This was also P2 from the first Romanian TST from 2022, proposed by Cristi Săvescu. The answer is $(n-1)^{-1}\cdot(n-2)^{-1}.$

We claim the answer is: $$ \boxed{\begin{cases} \frac{1}{2} & n=2 \\ \frac{1}{(n-1)(n-2)} & n \geq 3 \end{cases}} $$For $n=2,3$, this follows by direct check so we only consider $n \geq 4$. Firstly we show this is attained. For this let $S=\{1,\ldots,n\} \setminus \{a\}$ and $T=\{1,\ldots,n\} \setminus \{a,b\}$ then: $$ \overline{S}-\overline{T}=\frac{\frac{n(n+1)}{2}-a}{n-1}-\frac{\frac{n(n+1)}{2}-a-b}{n-2}=\frac{2(a-b)+2bn-n-n^2}{2(n-1)(n-2)} $$Setting: $$ \begin{cases} a=\frac{n-1}{2} \quad b=\frac{n+1}{2} & n \text{ odd} \\ a=n-1 \quad b=\frac{n}{2} & n \text{ even} \end{cases} $$we see that in either case $\left\lvert \overline{S}-\overline{T} \right\rvert=\frac{1}{(n-1)(n-2)}$ so in either case the bound is attained. To see we can't do any better, assume we can then we have $S,T \subset \{1,\ldots,n\}$ such that: $$ \frac{1}{(n-1)(n-2)}>\left\lvert \overline{S}-\overline{T} \right\rvert=\frac{\text{Non-zero integer}}{|S||T|} \geq \frac{1}{|S||T|} \Rightarrow |S||T|>(n-1)(n-2) $$This forces at least one of $|S|$ or $|T|$ to be $n$ so WLOG $S=\{1,\ldots,n\}$ but then observe: $$ \frac{1}{(n-1)(n-2)}>\left\lvert \overline{S}-\overline{T} \right\rvert=\left\lvert \frac{n+1}{2}-\overline{T} \right\rvert=\frac{\text{Non-zero integer}}{2|T|} \geq \frac{1}{2|T|} \geq \frac{1}{2(n-1)} $$$$ \Longrightarrow 2>n-2 \Rightarrow n \leq 3 $$But we're assuming $n \geq 4$ so this is a contradiction.

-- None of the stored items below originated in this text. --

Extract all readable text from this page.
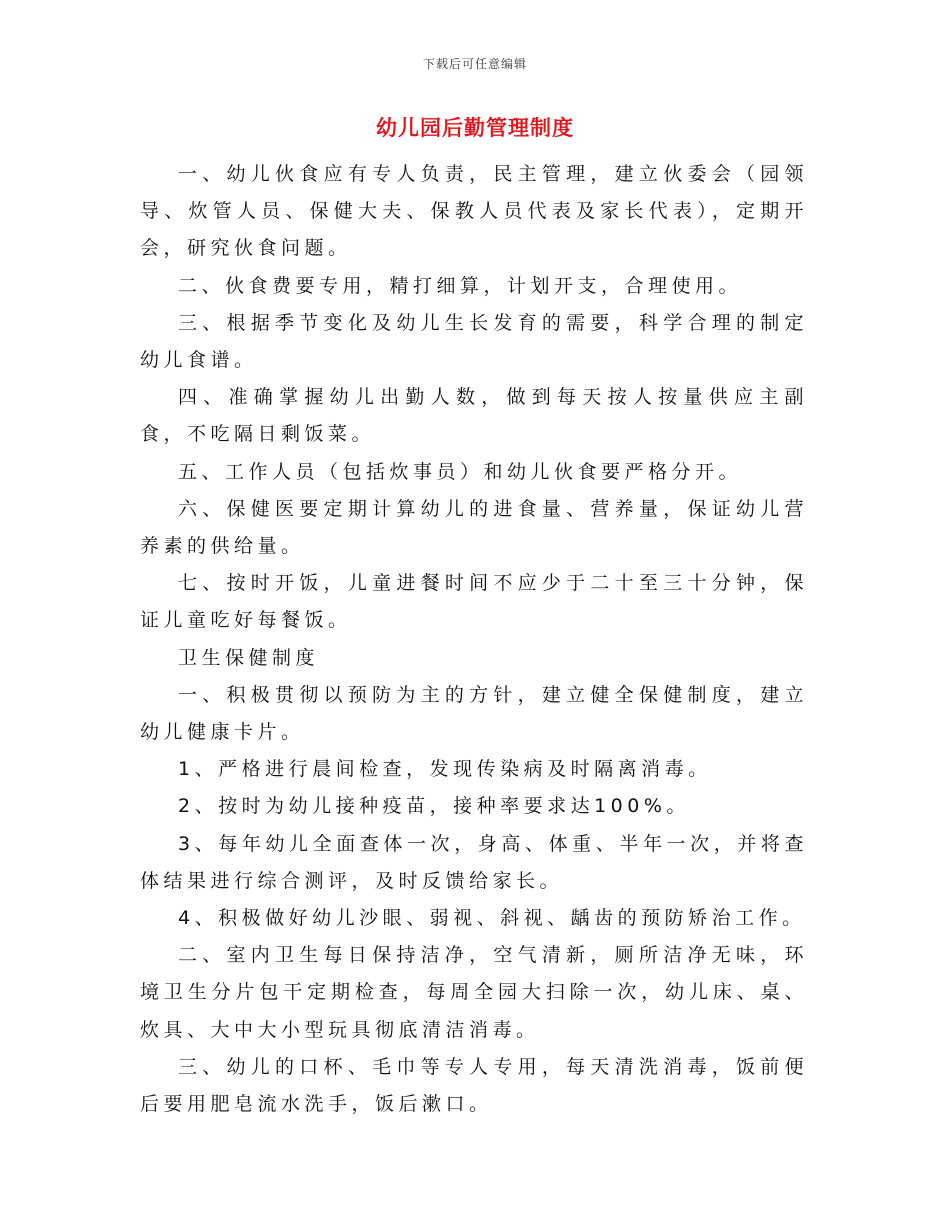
下载后可任意编辑
幼儿园后勤管理制度

一、幼儿伙食应有专人负责，民主管理，建立伙委会（园领导、炊管人员、保健大夫、保教人员代表及家长代表），定期开会，研究伙食问题。

二、伙食费要专用，精打细算，计划开支，合理使用。

三、根据季节变化及幼儿生长发育的需要，科学合理的制定幼儿食谱。

四、准确掌握幼儿出勤人数，做到每天按人按量供应主副食，不吃隔日剩饭菜。

五、工作人员（包括炊事员）和幼儿伙食要严格分开。

六、保健医要定期计算幼儿的进食量、营养量，保证幼儿营养素的供给量。

七、按时开饭，儿童进餐时间不应少于二十至三十分钟，保证儿童吃好每餐饭。

卫生保健制度

一、积极贯彻以预防为主的方针，建立健全保健制度，建立幼儿健康卡片。

1、严格进行晨间检查，发现传染病及时隔离消毒。

2、按时为幼儿接种疫苗，接种率要求达100%。

3、每年幼儿全面查体一次，身高、体重、半年一次，并将查体结果进行综合测评，及时反馈给家长。

4、积极做好幼儿沙眼、弱视、斜视、龋齿的预防矫治工作。

二、室内卫生每日保持洁净，空气清新，厕所洁净无味，环境卫生分片包干定期检查，每周全园大扫除一次，幼儿床、桌、炊具、大中大小型玩具彻底清洁消毒。

三、幼儿的口杯、毛巾等专人专用，每天清洗消毒，饭前便后要用肥皂流水洗手，饭后漱口。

@above you could have $|S| = |T| = n-1$ and still obey $|S||T| > (n-1)(n-2)$? (Anyway this case is easy to rule out.) Another way to eliminate $\{1,2,\ldots,n\}$ from the very beginning is to notice that its mean is the same as that of $\{1,n\}$ so we can restrict to $|S|, |T| \leq n-1$ even before guessing the answer.

This easy one is my proposal

Let $a=\frac{x}{p},b=\frac{y}{q}$ where $\gcd(x,p),\gcd(y,q)=1$. Then we have: \[|a-b|=|\frac{x}{p}-\frac{y}{q}|=\frac{|xq-yp|}{pq} \]since $|xq-yp| >0$, we have $|a-b| \ge \frac{1}{qp}$. We have to maximize $qp$. we know that $q,p \le n-1$ since if $q,p=n$, Arithmetic mean of $n$ consecutive numbers is $\frac{n-1}{2}$ meaning achieving $n$ is impossible. Obviously, $p \neq q$. Then we can conclude $p=n-1,q=n-2$ hence $$|a-b| \ge \frac{1}{(n-1)(n-2)}$$ One may show construction for $\frac{1}{(n-1)(n-2)}$ by choosing elements $x,y \in \{1,2,3,4,...,n \}$ with dividing to even/odd cases of $n \ \blacksquare$.